Albert Campanera deja un legado impresionante fruto de su trabajo entusiasta y concienzudo, de su amor infinito por el mundo de la mar,  los barcos y sus protagonistas, tanto en forma de libros como de artículos de su especialidad. A ello se sumaba el trato siempre atento, exquisito y respetuoso, que en los últimos años se volvió entrañable. Figura entre los más destacados colaboradores y asesores del Museo Marítimo de Barcelona (MMB), al que aportó durante algo más de veinte años su conocimiento y su buen y bien hacer.

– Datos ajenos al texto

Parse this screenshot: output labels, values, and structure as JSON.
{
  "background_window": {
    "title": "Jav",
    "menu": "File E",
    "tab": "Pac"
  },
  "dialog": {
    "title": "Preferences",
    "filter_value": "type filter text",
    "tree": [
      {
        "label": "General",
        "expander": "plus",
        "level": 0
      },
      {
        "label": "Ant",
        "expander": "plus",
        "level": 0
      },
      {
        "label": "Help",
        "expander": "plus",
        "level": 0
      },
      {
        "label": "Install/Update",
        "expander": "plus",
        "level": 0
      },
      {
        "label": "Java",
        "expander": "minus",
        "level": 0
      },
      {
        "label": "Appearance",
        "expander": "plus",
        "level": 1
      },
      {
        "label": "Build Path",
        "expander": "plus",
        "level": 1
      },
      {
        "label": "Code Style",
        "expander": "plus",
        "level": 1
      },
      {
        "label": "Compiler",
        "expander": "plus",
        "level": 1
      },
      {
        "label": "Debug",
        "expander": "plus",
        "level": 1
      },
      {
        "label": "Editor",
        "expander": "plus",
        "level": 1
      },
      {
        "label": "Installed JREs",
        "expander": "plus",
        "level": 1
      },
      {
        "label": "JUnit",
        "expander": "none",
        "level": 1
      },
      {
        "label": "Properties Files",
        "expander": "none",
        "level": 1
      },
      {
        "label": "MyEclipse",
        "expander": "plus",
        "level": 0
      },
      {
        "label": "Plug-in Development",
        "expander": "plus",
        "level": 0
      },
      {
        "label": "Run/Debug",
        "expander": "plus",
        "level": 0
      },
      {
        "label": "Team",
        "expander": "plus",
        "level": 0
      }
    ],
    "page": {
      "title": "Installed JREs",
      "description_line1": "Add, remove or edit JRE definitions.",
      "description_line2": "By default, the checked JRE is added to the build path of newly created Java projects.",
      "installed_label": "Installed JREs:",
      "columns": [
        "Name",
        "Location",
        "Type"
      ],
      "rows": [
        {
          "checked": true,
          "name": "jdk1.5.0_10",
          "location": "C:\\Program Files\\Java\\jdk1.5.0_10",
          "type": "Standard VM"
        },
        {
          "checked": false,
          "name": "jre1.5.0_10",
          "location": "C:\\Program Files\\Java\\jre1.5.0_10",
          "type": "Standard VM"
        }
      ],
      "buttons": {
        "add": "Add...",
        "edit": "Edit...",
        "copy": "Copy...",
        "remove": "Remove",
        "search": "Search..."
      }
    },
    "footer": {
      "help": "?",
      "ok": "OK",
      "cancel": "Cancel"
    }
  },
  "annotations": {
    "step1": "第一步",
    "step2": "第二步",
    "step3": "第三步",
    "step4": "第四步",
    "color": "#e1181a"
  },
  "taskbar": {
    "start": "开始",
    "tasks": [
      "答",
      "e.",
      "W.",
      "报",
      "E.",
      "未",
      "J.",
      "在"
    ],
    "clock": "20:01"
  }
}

Miguel Aceytuno escribe en naucher.com que “Campanera ejerció de escritor, fotógrafo y sobre todo amante de la mar. Nos deja páginas brillantes sobre la historia naval y sus buques y una enorme obra fotográfica… Muy pocas personas en el mundo atesoraban tanto conocimiento sobre los buques de guerra. Y nos deja la tristeza de que no le veremos más por la biblioteca o la cafetería del Museu”. Y agrega que “cuando marchó su gran amigo Camil Busquets, Albert se despedía de él con un precioso artículo que terminaba “Navigare necesse est, vivere no est necesse”. Zarpa hoy como todos algún día lo haremos, pero su rica obra y su recuerdo imborrable quedan con nosotros”.

Le vimos por última vez en la biblioteca del Museu Maritim de Barcelona en compañía de Vicente Sanahuja y Laureano García Fuentes, en una sesión de identificación de fotografías de Compañía Trasmediterránea. Como citamos, el MMB era su santuario preferido, su escondite perfecto, el estímulo necesario para el reencuentro con la sabiduría que encierran aquellas paredes repletas de tanta historia.

Albert Campanera i Rovira nos orientó cada vez que le solicitamos información, nos aportó su mejor conocimiento, afecto y entrega generosa y nos resultó de especial ayuda cuando estábamos inmersos en el trabajo de campo del centenario de Trasmediterránea.

Descanse en paz el admirado amigo y maestro.